После второй мировой войны Венер возвратился к активной политической деятельности, но уже в качестве деятеля социал-демократической партии Германии. В 1949—1983 годах он был депутатом бундестага, заместителем председателя СДПГ, министром ФРГ по общегерманским вопросам, председателем парламентской фракции социал-демократов.
В 1982 году Венер выпустил автобиографическую книгу «Свидетельство», в которой объяснял причины своего разрыва с международным коммунистическим движением. Он подчёркивал, что во время своего пребывания в СССР он не строил иллюзий относительно того, что Советский Союз является идеальным государством социализма и демократии: «Я был знаком с его развитием после Октябрьской революции и не пытался внушить себе либо кому-нибудь ещё, что именно таким и никаким иным должен быть путь к социализму. Однако тупая непримиримость официальной социал-демократии по отношению к живому социализму, равно как и жуткая действительность фашистской диктатуры и аналогичные тенденции в других странах, накладывали на меня, последовательного социалиста, обязательство — стоять на стороне Советского Союза, хотя бы ради того, чтобы давать отпор антибольшевизму нацистской и империалистической реакции».
Пытаясь объективно охарактеризовать свою позицию 30-х годов, Венер писал: «Хотя я всячески избегал участия в церемониальном славословии Сталину, но, несмотря на мое внутреннее неприятие назойливой официальной пропаганды, я был убеждён в необходимости поддерживать проводившуюся от имени Сталина политику, направленную на развитие и защиту социализма в России, ибо считал, что в конечном счёте СССР будет решающей опорой мирового пролетариата в его борьбе против реакции. С этой позицией было связано мое неприятие маниакальной агитации, которую вели отколовшиеся от Коминтерна группки и секты, в аргументации которых я явно чувствовал затаённые обиды незадачливых и отвергнутых претендентов на власть» [675]

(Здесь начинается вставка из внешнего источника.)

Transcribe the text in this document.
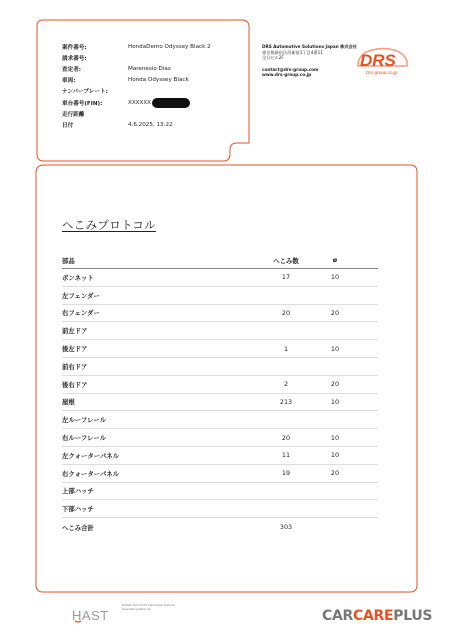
案件番号:	HondaDemo Odyssey Black 2
請求番号:
査定者:	Marenesio Dias
車両:	Honda Odyssey Black
ナンバープレート:
車台番号(FIN):	XXXXXX
走行距離
日付	4.6.2025, 13:22
DRS Automotive Solutions Japan 株式会社
東京都新宿区西新宿1丁目4番11
全日ビル2F
contact@drs-group.com
www.drs-group.co.jp
DRS
Drs-group.co.jp
へこみプロトコル
部品	へこみ数	ø
ボンネット	17	10
左フェンダー
右フェンダー	20	20
前左ドア
後左ドア	1	10
前右ドア
後右ドア	2	20
屋根	213	10
左ルーフレール
右ルーフレール	20	10
左クォーターパネル	11	10
右クォーターパネル	19	20
上部ハッチ
下部ハッチ
へこみ合計	303
HAST
Erstellt durch HAST Automotive Systems
www.hast-systems.de	CARCAREPLUS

. Нагромождение уничижительных эпитетов в последней фразе, очевидно, понадобилось автору для объяснения и оправдания своего нежелания присоединиться к движению IV Интернационала. Подобными соображениями руководствовались и многие другие зарубежные коммунисты, критически настроенные по отношению к сталинизму, но тем не менее предпочитавшие покровительство Москвы нелёгкой участи приверженца «троцкизма».